墓から戻ると、リウトガルト王妃が待っていた。
「これは王妃様、ご機嫌よう……」
外面は良いカールマン家の教育もあり、きちんと礼は出来るアルヌルフ。
王妃は
「アルヌルフ殿下には、御父上の事、さぞかし残念でした。
私も幼子を失い、胸が張り裂けんばかりの悲しみを覚えました。
殿下の気持ちは、我が事のように分かりますわ」
「ありがとうございます。
俺は長く父を看病していましたから、最後は心の準備も出来ました。
王妃様はいきなりの事と聞きました。
俺よりもお辛かったのではないですか」
「ホホホ……気遣ってくれてありがとうございます。
私は心の準備は出来ませんでしたが、もう心の整理は着いています。
殿下、貴方はどうですか?」
「俺ならとっくに大丈夫です」
「では、この先の話を進めましょう」
「ああ……婚約の話ですね……」
アルヌルフも、押しの強い女性にちょっと苦戦していた。
アルヌルフに婚約打診がされた時、まだ父カールマンは元気であった。
その父と相談しながら話を進めるか迷っていた時、カールマンが重病に陥った。
それから話は進んでいない。
王妃はアルヌルフがフランクフルトに来たのを良い事に、一気に話を進めるつもりである。
余談だが、アルヌルフは童貞ではない。
とっくに子供がいる。
母親の身分は低く、名が残っていない。
つまり全員庶子という事になる。
ゲルマン人は「二十歳過ぎる前に童貞を捨てるのは軟弱者」という価値観があったが、カールマン家は違ったようで、私生児は作るわ、その私生児も自分の私生児を作るわでお盛んなようだ。

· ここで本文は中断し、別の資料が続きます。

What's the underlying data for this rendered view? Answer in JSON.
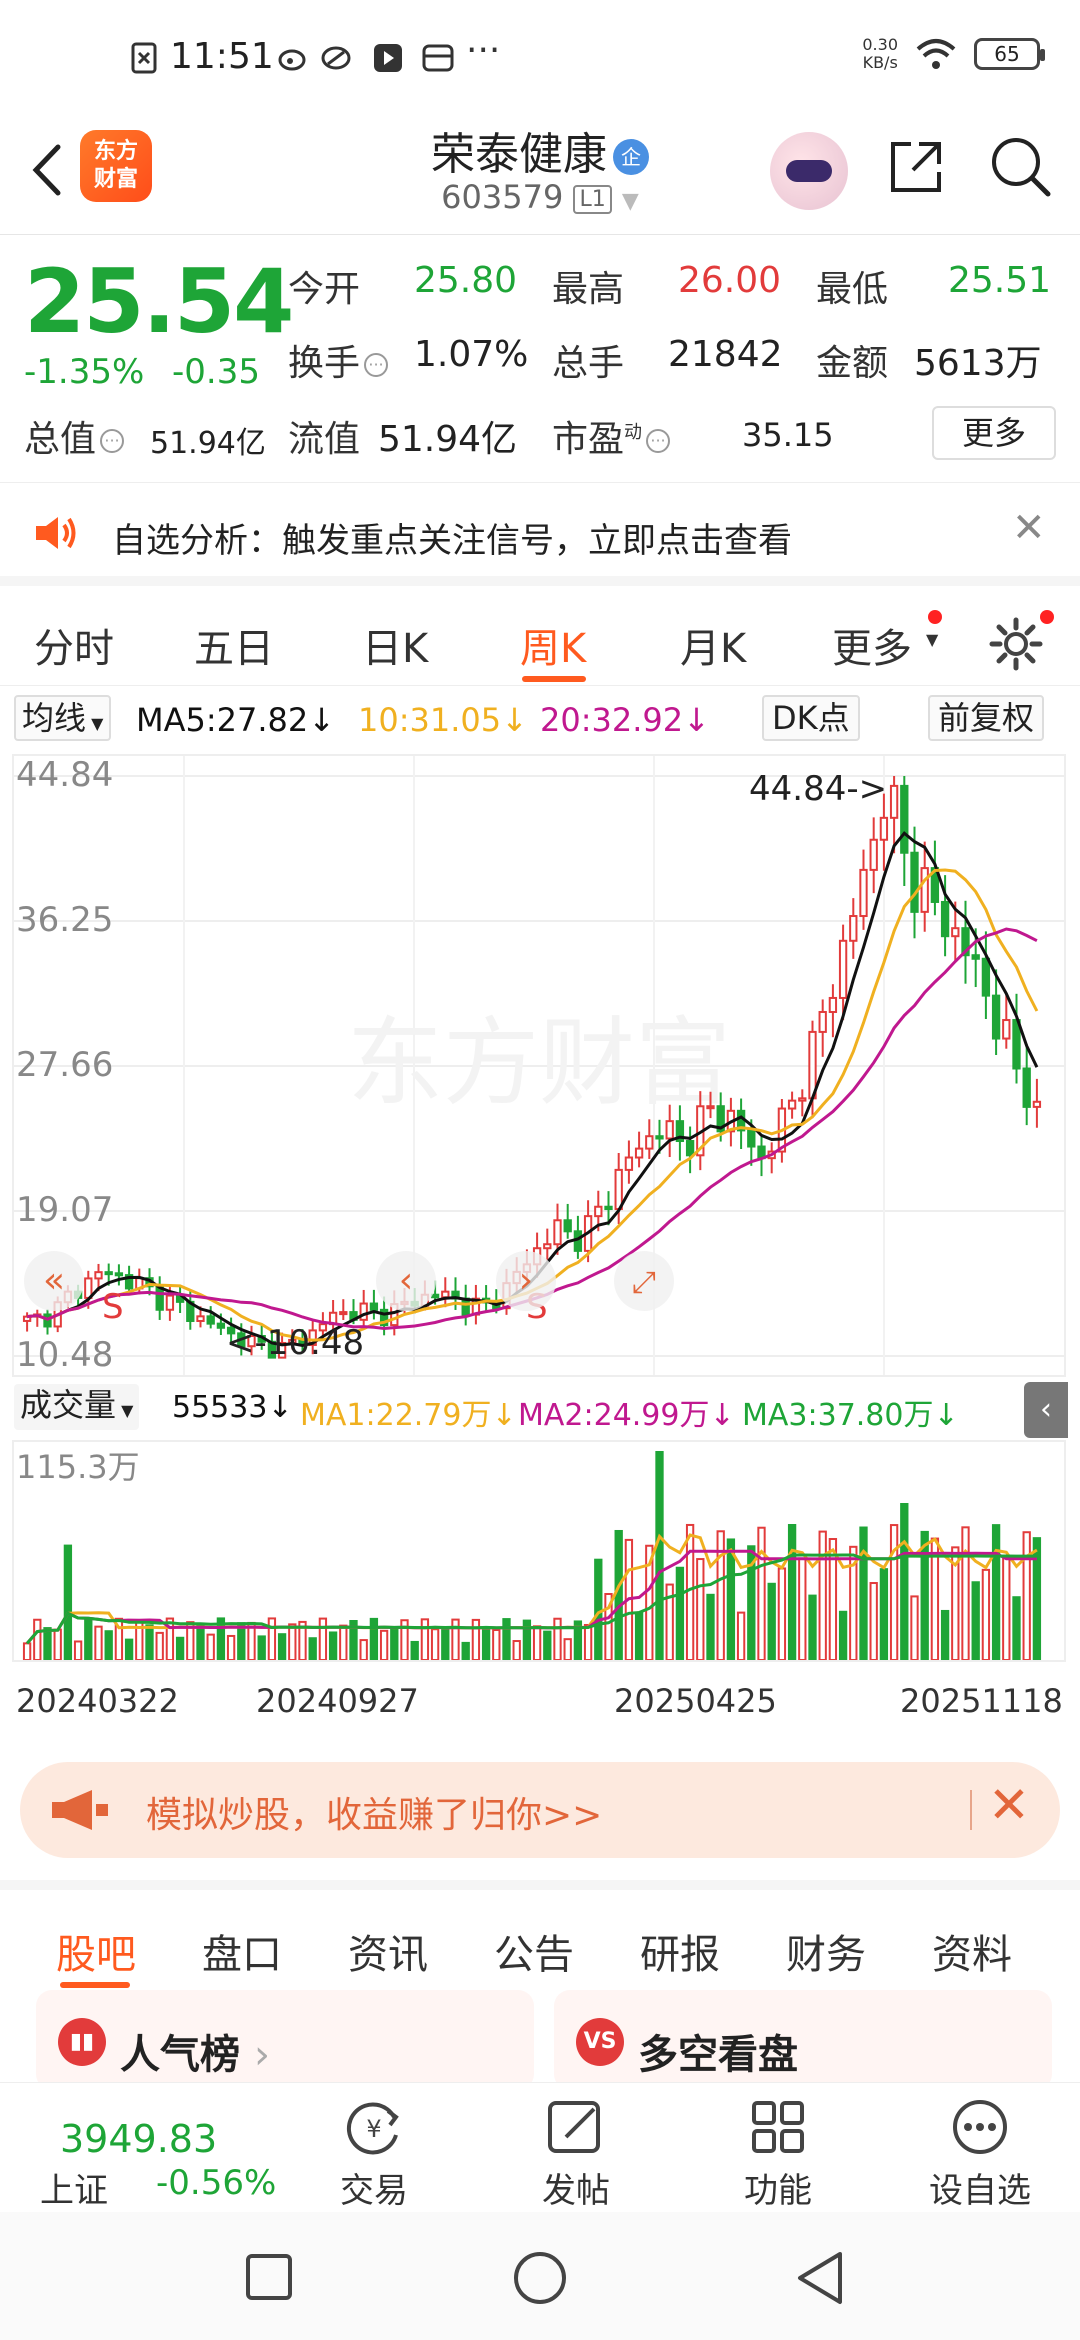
{
  "status_bar": {
    "time": "11:51",
    "net_speed_value": "0.30",
    "net_speed_unit": "KB/s",
    "battery": "65"
  },
  "header": {
    "logo_line1": "东方",
    "logo_line2": "财富",
    "stock_name": "荣泰健康",
    "enterprise_badge": "企",
    "stock_code": "603579",
    "level_badge": "L1"
  },
  "quote": {
    "price": "25.54",
    "change_pct": "-1.35%",
    "change_amt": "-0.35",
    "open_label": "今开",
    "open": "25.80",
    "high_label": "最高",
    "high": "26.00",
    "low_label": "最低",
    "low": "25.51",
    "turnover_label": "换手",
    "turnover": "1.07%",
    "volume_label": "总手",
    "volume": "21842",
    "amount_label": "金额",
    "amount": "5613万",
    "total_cap_label": "总值",
    "total_cap": "51.94亿",
    "float_cap_label": "流值",
    "float_cap": "51.94亿",
    "pe_label": "市盈",
    "pe_sup": "动",
    "pe": "35.15",
    "more": "更多"
  },
  "notice": {
    "text": "自选分析：触发重点关注信号，立即点击查看"
  },
  "ktabs": {
    "items": [
      "分时",
      "五日",
      "日K",
      "周K",
      "月K",
      "更多"
    ],
    "active": "周K"
  },
  "ma_legend": {
    "selector": "均线",
    "ma5": "MA5:27.82",
    "ma10": "10:31.05",
    "ma20": "20:32.92",
    "dk": "DK点",
    "adjust": "前复权"
  },
  "price_axis": [
    "44.84",
    "36.25",
    "27.66",
    "19.07",
    "10.48"
  ],
  "annotations": {
    "high": "44.84->",
    "low": "<-10.48",
    "sell_marker": "S"
  },
  "volume_legend": {
    "selector": "成交量",
    "vol": "55533",
    "ma1": "MA1:22.79万",
    "ma2": "MA2:24.99万",
    "ma3": "MA3:37.80万",
    "axis_max": "115.3万"
  },
  "dates": [
    "20240322",
    "20240927",
    "20250425",
    "20251118"
  ],
  "promo": {
    "text": "模拟炒股，收益赚了归你>>"
  },
  "bottom_tabs": {
    "items": [
      "股吧",
      "盘口",
      "资讯",
      "公告",
      "研报",
      "财务",
      "资料"
    ],
    "active": "股吧"
  },
  "cards": {
    "left": "人气榜",
    "right": "多空看盘",
    "right_badge": "VS"
  },
  "bottom_nav": {
    "index_value": "3949.83",
    "index_name": "上证",
    "index_change": "-0.56%",
    "items": [
      "交易",
      "发帖",
      "功能",
      "设自选"
    ]
  },
  "colors": {
    "up": "#e23b3b",
    "down": "#1ea537",
    "accent": "#ff5a1f",
    "ma5": "#111111",
    "ma10": "#f0b020",
    "ma20": "#c0188f"
  },
  "chart_data": {
    "type": "candlestick",
    "title": "",
    "ylim": [
      10.48,
      44.84
    ],
    "weekly_close_approx": [
      12.5,
      13.0,
      14.5,
      15.5,
      15.0,
      14.2,
      13.4,
      12.6,
      11.8,
      11.2,
      10.9,
      11.5,
      12.8,
      13.2,
      12.9,
      13.5,
      14.2,
      13.8,
      13.2,
      14.5,
      16.5,
      18.0,
      17.5,
      20.0,
      22.5,
      24.0,
      23.0,
      25.0,
      24.5,
      22.0,
      24.5,
      28.0,
      33.0,
      38.0,
      44.0,
      39.0,
      37.0,
      35.0,
      32.0,
      28.0,
      25.54
    ],
    "ma5_last": 27.82,
    "ma10_last": 31.05,
    "ma20_last": 32.92
  }
}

この時期、アルヌルフは父の所業のせいで祖父の元に人質に出されていたから、もしかしたら祖父が乱暴な孫のガス抜きの為に、メイドさん辺りをあてがったのかもしれない。
アルヌルフの長男は10歳になるから、カールマンは孫の存在は知っている。
それもあって、カールマンは庶子でも相続出来るよう手を打っていたのだが、結局伝統と宗教の壁に阻まれて成功しなかった。
庶子相続が成功していたら、アルヌルフだけでなく、その子の代まで安泰だったのだから。
まあ王妃としては、愛妾がいようが関係ない。
正妻こそ重要なのだ。
アルヌルフを長く自分の手駒というか、味方でいさせる為にも、恩を売っておきたいものである。
手駒と言えば、それを欲してやまないのがローマ教皇ヨハネス8世である。
現在の手駒であるプロヴァンス王ボソであるが、今年初めのリブモント条約で状況が変わっていた。
教皇は、西フランク王にボソの独立を認めさせた上で、いずれは彼を西ローマ皇帝にしようと目論んでいた。
しかし、カロリング家の出でない為、ボソの皇帝就任には反対する司教しかいない。
教皇のゴリ押しで皇帝にさせられたのだが、その前にボソの立場を容認していた西フランク王ルイ2世が死亡。
代わって王になったルイ3世とカルロマン2世という兄弟共同王は、ボソを認めなかった。
2人は対立していた東フランク王ルートヴィヒ3世に、領土を割譲する形で講和する。
そのリブモント条約が成った上に、カルロマンはヴァイキングをも撃破。
後方の心配が無くなった兄弟王は、ボソ討伐に動き出している。
教皇の計算違いは続いている。
まずは東ローマ帝国に対するマウント取りの失敗。
俗世の学者からコンスタンティノープル総主教に上り詰めたフォティオス1世という人物がいるが、彼は公会議によって廃位され、コンスタンティノープルを追放されていた。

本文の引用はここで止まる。